Cortez afirma que o fato de Bolsonaro ter o poder sobre a agenda econômica o coloca à frente, inclusive, da chamada "terceira via" na disputa eleitoral.

"A tarefa da terceira via é muito custosa por duas razões. Primeiro, porque existem várias 'terceiras vias', e não um único candidato", afirma Cortez. "Segundo, porque essas candidaturas se pautam pela retórica, enquanto o governo consegue lançar algo concreto na economia."

Candidato do PT, Lula se diferencia da terceira via porque tem um histórico de ações comparável com a administração de Bolsonaro.

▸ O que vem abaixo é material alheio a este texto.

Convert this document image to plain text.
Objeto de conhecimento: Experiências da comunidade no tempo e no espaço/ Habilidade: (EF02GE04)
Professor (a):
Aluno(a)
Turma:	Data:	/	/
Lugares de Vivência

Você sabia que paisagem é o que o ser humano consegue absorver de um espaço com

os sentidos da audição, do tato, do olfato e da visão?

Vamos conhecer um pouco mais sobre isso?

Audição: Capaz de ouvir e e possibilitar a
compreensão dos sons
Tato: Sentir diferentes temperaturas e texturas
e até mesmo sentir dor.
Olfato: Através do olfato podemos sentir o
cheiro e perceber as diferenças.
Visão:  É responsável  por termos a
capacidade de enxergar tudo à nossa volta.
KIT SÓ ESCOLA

Quadro negativo e desconfiança

Para a cientista política Graziella Testa, professora da FGV (Fundação Getúlio Vargas) de São Paulo, o movimento recente do governo na área econômica causa estranheza em função do discurso adotado em 2018, na primeira campanha. Na época, não havia, por exemplo, ênfase em programas sociais de transferência de renda como o Bolsa Família —hoje, Auxílio Brasil.

O presidente fez um mandato muito dúbio em matéria econômica. No passado, você tinha o Bolsa Escola e o Bolsa Família, que já constavam nos planos de governo do PSDB e do PT. Eles faziam parte de um contexto. O fato de o Auxílio Brasil estar tão deslocado da agenda programática de Jair Bolsonaro é que inspira a suspeita eleitoreira.
Graziella Testa, professora da FGV

Governo não se pronunciou

Na manhã de quarta-feira (23), o UOL entrou em contato com a assessoria de imprensa do Ministério da Economia, por email. A reportagem abriu espaço para o ministério se pronunciar a respeito das críticas, vindas de analistas, de que as medidas econômicas mais recentes teriam objetivo eleitoral. Na manhã de quinta-feira (24), novo contato foi feito com a assessoria de imprensa, por meio de aplicativo de mensagens. Orientada pela assessoria, a reportagem encaminhou novamente o email.

Até a conclusão deste texto, o ministério não havia respondido.